If a 4 day Ingles were to be planned, I would go for the following:

Day 1 - Ferrol to Pontedeume, but walking across the N-651 bridge shortcut from Ferrol to Fene - about 7 hours walk - 26km

Day 2 - Pontedeume to Betanzos - about 25km - about 7 hours walk.

Day 3 - Betanzos to Buscas (this is about 1 hour past the Hospital de Bruma albergue) staying at Casa Rural Donnamaria - about 32km walk - 10 hours

Day 4 - Buscas to Santiago - about 30km walk - 10 hours

Good, non-hostel accommodation can be found for all 4 nights.

First two days are tough if you are not fit and have not had training. Last two days are tougher still but doable. The Ingles is also not flat.
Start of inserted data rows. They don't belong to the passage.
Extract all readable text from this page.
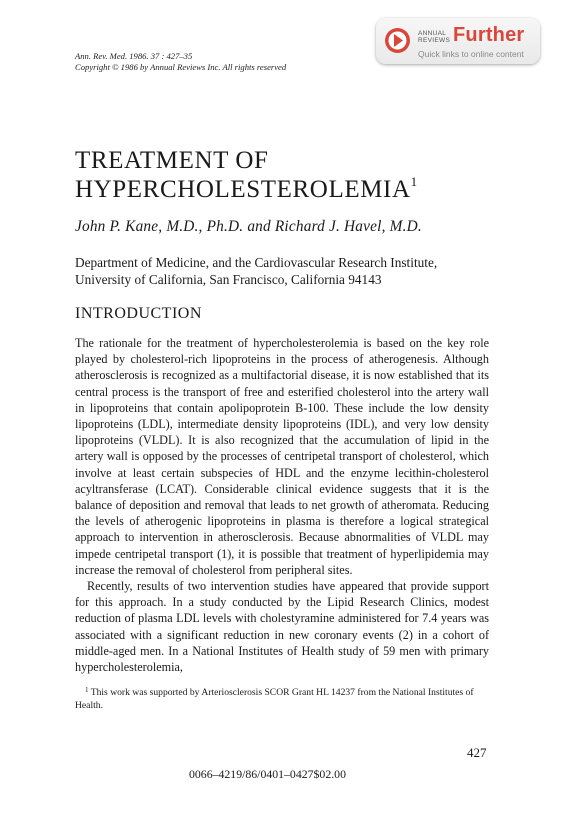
Ann. Rev. Med. 1986. 37 : 427–35
Copyright © 1986 by Annual Reviews Inc. All rights reserved
ANNUAL
REVIEWS Further
Quick links to online content
TREATMENT OF
HYPERCHOLESTEROLEMIA$^1$
John P. Kane, M.D., Ph.D. and Richard J. Havel, M.D.
Department of Medicine, and the Cardiovascular Research Institute,
University of California, San Francisco, California 94143
INTRODUCTION

The rationale for the treatment of hypercholesterolemia is based on the key role played by cholesterol-rich lipoproteins in the process of atherogenesis. Although atherosclerosis is recognized as a multifactorial disease, it is now established that its central process is the transport of free and esterified cholesterol into the artery wall in lipoproteins that contain apolipoprotein B-100. These include the low density lipoproteins (LDL), intermediate density lipoproteins (IDL), and very low density lipoproteins (VLDL). It is also recognized that the accumulation of lipid in the artery wall is opposed by the processes of centripetal transport of cholesterol, which involve at least certain subspecies of HDL and the enzyme lecithin-cholesterol acyltransferase (LCAT). Considerable clinical evidence suggests that it is the balance of deposition and removal that leads to net growth of atheromata. Reducing the levels of atherogenic lipoproteins in plasma is therefore a logical strategical approach to intervention in atherosclerosis. Because abnormalities of VLDL may impede centripetal transport (1), it is possible that treatment of hyperlipidemia may increase the removal of cholesterol from peripheral sites.

Recently, results of two intervention studies have appeared that provide support for this approach. In a study conducted by the Lipid Research Clinics, modest reduction of plasma LDL levels with cholestyramine administered for 7.4 years was associated with a significant reduction in new coronary events (2) in a cohort of middle-aged men. In a National Institutes of Health study of 59 men with primary hypercholesterolemia,

$^1$ This work was supported by Arteriosclerosis SCOR Grant HL 14237 from the National Institutes of Health.

427
0066–4219/86/0401–0427$02.00
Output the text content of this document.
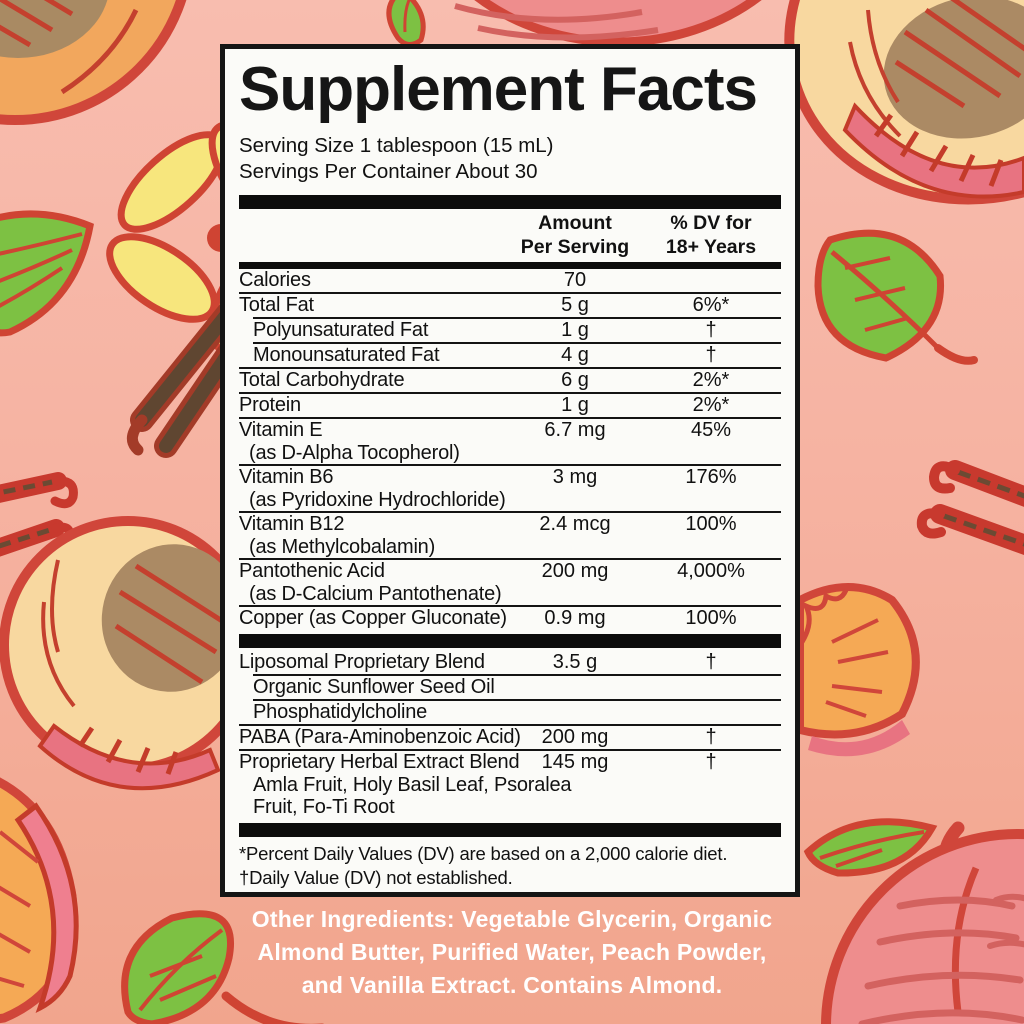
Supplement Facts
Serving Size 1 tablespoon (15 mL)
Servings Per Container About 30
Amount
Per Serving
% DV for
18+ Years
Calories	70
Total Fat	5 g	6%*
Polyunsaturated Fat	1 g	†
Monounsaturated Fat	4 g	†
Total Carbohydrate	6 g	2%*
Protein	1 g	2%*
Vitamin E	6.7 mg	45%
(as D-Alpha Tocopherol)
Vitamin B6	3 mg	176%
(as Pyridoxine Hydrochloride)
Vitamin B12	2.4 mcg	100%
(as Methylcobalamin)
Pantothenic Acid	200 mg	4,000%
(as D-Calcium Pantothenate)
Copper (as Copper Gluconate)	0.9 mg	100%
Liposomal Proprietary Blend	3.5 g	†
Organic Sunflower Seed Oil
Phosphatidylcholine
PABA (Para-Aminobenzoic Acid)	200 mg	†
Proprietary Herbal Extract Blend	145 mg	†
Amla Fruit, Holy Basil Leaf, Psoralea
Fruit, Fo-Ti Root
*Percent Daily Values (DV) are based on a 2,000 calorie diet.
†Daily Value (DV) not established.
Other Ingredients: Vegetable Glycerin, Organic
Almond Butter, Purified Water, Peach Powder,
and Vanilla Extract. Contains Almond.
Whilst the above schedule is feasible, it does not give much scope for enjoyment. If the Compostela is not an option, I would consider what Rick has said, of walking in Ireland on the Celtic Camino and then from La Coruna to Santiago on that Ingles branch, walking from Santiago to Finistere, or just walking 4 days on the Frances as @marylynn suggests, not necessarily ending in Santiago.
 

Via2010

Active Member
Camino(s) past & future
06/07 & 12 Camino Francés, 08-10 Via de la Plata, 13/14 & 17 Camino Portugués, 18 Camino Primitivo
3 Suggestions:
1: Finisterre-Santiago
They fly to Santiago, then bus to Finisterre (several connections a day). Finisterre offers both hostels and Hotels. I found Hotel Ancora cheap and clean. Next Day walk to Logoso (27 km, private hostel) or Olveiroa (31 km, Casa Rural As Pias). Then to Santa Marina (from Logoso 16 km, Casa Pepa offers private rooms) or straight to Negreira (33 km, various options) and finally Santiago (23 km). If they can walk longer distances, they could even start at Muxía (30 km nice walk to Finisterre). There is a bus twice a day but they could also call a taxi (60-70 € from the Airport).
2. Ourense - Santiago
Flight to Santiago then bus or train to Ourense. Walking Ourense - Cea (23 km) - Castro-Dozón via the monastery of Oseira (20 km) - Silleda (28 km) - Outeiro (20 km) - Santiago (16 km). It is also possible to do this in 3-4 stages.
3. Lugo - Santiago
Several direct buses from Santiago Airport to Lugo every day. From there they could either walk along the "via verde" to Friol and then continue on the Norte to Santiago or head for the main route, hitting the CF at Melide.